SAN
FRANCISCO (AP) — California formally adopted the nation’s most
comprehensive so-called “cap-and-trade” system Thursday, an experiment
by the world’s eighth-largest economy that is designed to provide
financial incentives for polluters to reduce greenhouse gas emissions.
State
officials said they hoped other states and Washington, D.C., would
follow suit, calling the plan a “capstone” among the suite of tools
California can use to reduce the pollution linked to climate change and
cut dependence on foreign oil.
“For
half a century every American president has been calling for America to
move away from our dependence on foreign oil and become energy
independent,” said Mary Nichols, chairman of the California Air
Resources Board.
“The
reason we have not succeeded in addressing our addiction to petroleum
is because we did not have the right set of policy tools,” Nichols said.
“Now we do. Cap-and-trade provides a reward for doing the right thing.”
The
board voted unanimously to approve the final draft of its plan, a key
part of the state’s landmark 2006 global warming law, AB 32, which seeks
to reduce the emissions to 1990 levels by 2020.
Some
businesses regulated under the program argue it will increase the price
of electricity for consumers and hurt job creation by raising the cost
of doing business in the state. But the program’s supporters expect
cap-and-trade to spur economic recovery and innovation, by pushing
business to invest in clean technologies.
While
implementation of some parts of the program will begin in 2012,
compliance for power plants and other of the worst polluting facilities
actually starts in 2013, with others joining in 2015. In total, the plan
will cover 85% of California’s emissions.
Former
Gov. Arnold Schwarzenegger, who frequently promoted the law, called
Thursday’s vote a “major milestone” in the fight against climate change.
“I
have always believed that we can create a world where economic growth,
energy independence and environmental protection are all achieved,”
Schwarzenegger said.
In
general, the program will require pollution producers like refineries
and cement manufacturers to buy permits, called allowances, from the
state.
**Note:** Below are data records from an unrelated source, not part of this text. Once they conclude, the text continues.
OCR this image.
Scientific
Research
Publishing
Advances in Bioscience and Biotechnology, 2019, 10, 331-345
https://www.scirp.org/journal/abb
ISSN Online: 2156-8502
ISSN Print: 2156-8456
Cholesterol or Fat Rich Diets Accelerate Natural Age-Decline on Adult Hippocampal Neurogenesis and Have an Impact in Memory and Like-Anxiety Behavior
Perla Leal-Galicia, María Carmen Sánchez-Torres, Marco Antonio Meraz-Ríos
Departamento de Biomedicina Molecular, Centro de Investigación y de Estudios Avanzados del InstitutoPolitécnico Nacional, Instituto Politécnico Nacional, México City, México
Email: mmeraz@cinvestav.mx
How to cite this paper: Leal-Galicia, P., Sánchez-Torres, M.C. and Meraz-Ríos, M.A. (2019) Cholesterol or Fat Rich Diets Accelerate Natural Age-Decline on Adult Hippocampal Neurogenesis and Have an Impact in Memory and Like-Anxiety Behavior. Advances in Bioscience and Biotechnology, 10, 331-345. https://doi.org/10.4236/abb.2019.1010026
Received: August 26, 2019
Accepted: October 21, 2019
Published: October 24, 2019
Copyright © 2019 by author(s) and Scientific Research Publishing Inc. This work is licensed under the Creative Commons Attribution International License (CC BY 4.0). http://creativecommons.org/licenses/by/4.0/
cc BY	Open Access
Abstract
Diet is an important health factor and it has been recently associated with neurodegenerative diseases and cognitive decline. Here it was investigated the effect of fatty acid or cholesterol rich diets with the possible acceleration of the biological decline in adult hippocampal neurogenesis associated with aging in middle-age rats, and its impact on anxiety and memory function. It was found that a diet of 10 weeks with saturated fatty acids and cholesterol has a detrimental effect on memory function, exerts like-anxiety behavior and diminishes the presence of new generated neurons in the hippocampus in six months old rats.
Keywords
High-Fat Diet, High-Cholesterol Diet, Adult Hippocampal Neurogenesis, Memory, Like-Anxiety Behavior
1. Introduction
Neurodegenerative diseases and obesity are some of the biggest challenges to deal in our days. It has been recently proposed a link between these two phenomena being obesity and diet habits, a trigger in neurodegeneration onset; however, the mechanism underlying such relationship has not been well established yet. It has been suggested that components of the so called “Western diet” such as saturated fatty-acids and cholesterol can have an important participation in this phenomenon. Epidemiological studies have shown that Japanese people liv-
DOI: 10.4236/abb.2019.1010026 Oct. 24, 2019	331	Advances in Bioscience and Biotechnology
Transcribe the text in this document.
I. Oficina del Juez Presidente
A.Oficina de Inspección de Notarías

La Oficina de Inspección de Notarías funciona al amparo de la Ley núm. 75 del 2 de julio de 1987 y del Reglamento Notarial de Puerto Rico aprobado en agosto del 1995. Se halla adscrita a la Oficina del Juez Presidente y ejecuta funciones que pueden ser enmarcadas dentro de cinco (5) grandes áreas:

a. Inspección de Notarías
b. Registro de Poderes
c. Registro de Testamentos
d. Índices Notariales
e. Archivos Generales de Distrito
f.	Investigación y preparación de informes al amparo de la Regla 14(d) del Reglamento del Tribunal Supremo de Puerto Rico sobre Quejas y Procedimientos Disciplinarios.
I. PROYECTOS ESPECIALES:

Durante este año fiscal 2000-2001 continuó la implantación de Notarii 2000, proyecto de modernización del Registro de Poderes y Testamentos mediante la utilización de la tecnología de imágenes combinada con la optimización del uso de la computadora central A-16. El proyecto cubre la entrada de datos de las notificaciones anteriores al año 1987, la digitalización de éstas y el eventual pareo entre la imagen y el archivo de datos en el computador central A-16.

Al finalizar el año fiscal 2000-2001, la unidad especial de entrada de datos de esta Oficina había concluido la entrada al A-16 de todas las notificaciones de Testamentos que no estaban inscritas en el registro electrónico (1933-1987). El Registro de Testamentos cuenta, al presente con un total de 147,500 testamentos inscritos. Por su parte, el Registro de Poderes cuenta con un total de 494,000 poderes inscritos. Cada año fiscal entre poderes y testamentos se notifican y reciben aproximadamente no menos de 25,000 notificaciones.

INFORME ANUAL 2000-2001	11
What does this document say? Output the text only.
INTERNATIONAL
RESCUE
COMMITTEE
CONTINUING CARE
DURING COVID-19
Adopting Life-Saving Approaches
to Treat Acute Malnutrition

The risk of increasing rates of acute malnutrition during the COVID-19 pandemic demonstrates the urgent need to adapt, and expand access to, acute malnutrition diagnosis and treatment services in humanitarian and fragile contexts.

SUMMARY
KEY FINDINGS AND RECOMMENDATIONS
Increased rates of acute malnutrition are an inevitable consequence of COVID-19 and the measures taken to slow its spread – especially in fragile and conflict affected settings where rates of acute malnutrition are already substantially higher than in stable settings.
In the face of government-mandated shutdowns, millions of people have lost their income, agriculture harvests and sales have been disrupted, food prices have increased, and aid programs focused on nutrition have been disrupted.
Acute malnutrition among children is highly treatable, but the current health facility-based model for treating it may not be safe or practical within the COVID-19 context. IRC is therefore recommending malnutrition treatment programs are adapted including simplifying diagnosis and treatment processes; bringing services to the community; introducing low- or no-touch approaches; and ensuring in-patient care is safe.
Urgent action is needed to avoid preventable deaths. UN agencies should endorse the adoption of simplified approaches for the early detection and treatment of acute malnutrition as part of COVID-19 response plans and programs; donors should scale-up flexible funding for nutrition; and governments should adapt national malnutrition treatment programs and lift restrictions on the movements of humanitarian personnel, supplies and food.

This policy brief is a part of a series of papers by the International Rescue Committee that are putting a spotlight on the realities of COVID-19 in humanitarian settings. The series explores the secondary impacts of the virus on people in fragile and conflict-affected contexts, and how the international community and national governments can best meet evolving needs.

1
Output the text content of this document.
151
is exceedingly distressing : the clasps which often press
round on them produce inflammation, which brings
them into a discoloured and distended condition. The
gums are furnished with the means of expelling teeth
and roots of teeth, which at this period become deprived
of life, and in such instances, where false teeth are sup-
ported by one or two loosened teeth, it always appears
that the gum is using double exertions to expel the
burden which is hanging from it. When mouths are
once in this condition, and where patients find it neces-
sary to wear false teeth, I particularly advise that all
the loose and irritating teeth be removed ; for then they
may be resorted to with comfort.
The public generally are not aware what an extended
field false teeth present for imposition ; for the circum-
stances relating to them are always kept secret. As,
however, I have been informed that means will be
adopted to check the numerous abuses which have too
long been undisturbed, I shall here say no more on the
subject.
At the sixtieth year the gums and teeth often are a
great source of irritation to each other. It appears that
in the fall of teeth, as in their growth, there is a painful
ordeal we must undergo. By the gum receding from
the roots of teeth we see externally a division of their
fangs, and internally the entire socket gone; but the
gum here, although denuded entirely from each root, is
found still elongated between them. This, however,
Each permit allows for a specified amount of greenhouse gases
each year, with the amount declining over time.
Companies
that cut emissions and have extra allowances can then sell the permits
in a marketplace; greenhouse gas emitters could purchase those
allowances if they failed to cut emissions.
Polluters
that reduce emissions could turn a profit if the market price for extra
allowances rises above the initial cost of the permit.
A
company can also meet up to 8% of its emissions reduction obligations
by purchasing carbon “offsets,” or investments in forestry or other
projects that reduce greenhouse gases.
The
program, modeled on similar programs in Europe, is also designed to be
able to link up with plans in other states and elsewhere to increase the
size of its market for carbon allowance trading.
“Although
other states and some Canadian provinces such as Quebec and British
Columbia hope to link their caps to California’s, a big factor in the
state’s success will be whether or not they have to go it alone,” said
Jan Mazurek, director of strategy and operations for the Nicholas
Institute for Environmental Policy Solutions at Duke University.
“Small markets mean fewer trading opportunities—and so potentially higher costs,” Mazurek said.
To help companies prepare, 90% of the allowances would be free in the first years, providing time for equipment upgrades.
A
letter sent by the California Chamber of Commerce and a host of other
business groups called the 10% in allowances an “arbitrary 10% haircut.”
The letter said that California can’t fight global climate change on
its own.
“We
are very concerned about the negative impacts the policy may have on
the state’s economy, jobs picture and energy costs,” said Catherine
Reheis-Boyd, president of the Western State Petroleum Association, in a
statement. “This policy, if adopted, will amount to a new tax on
refiners and other energy intensive industries that could total billions
of dollars over several years.”
Any electricity price increases would have to be approved by the state.
The
cap-and-trade plan has seen a number of changes and overcome
significant hurdles since it was first adopted with fanfare in
Sacramento last year.
Work
was briefly halted by a judge after environmental justice groups sued,
arguing the market-based approach of cap-and-trade would allow polluters
to buy the right to pollute more by purchasing more allowances. This,
they argued, would affect mostly low-income neighborhoods located near
governed facilities.
The California Supreme Court in September allowed work to continue on the regulations.
In
response to these concerns, the board on Thursday also approved a new
“adaptive management plan,” under which the air quality of neighborhoods
near power plants and other regulated facilities will be monitored to
see if any more pollution results from cap-and-trade. If increases are
found to be a result of cap-and-trade, the board said it would respond.
Environmental groups that have lobbied for years for a national cap-and-trade program lauded California’s regulation.
“California
is proof that common sense climate action is still possible on a large
scale in the United States even though Washington, D.C., remains
gridlocked,” said Fred Krupp, president of Environmental Defense Fund.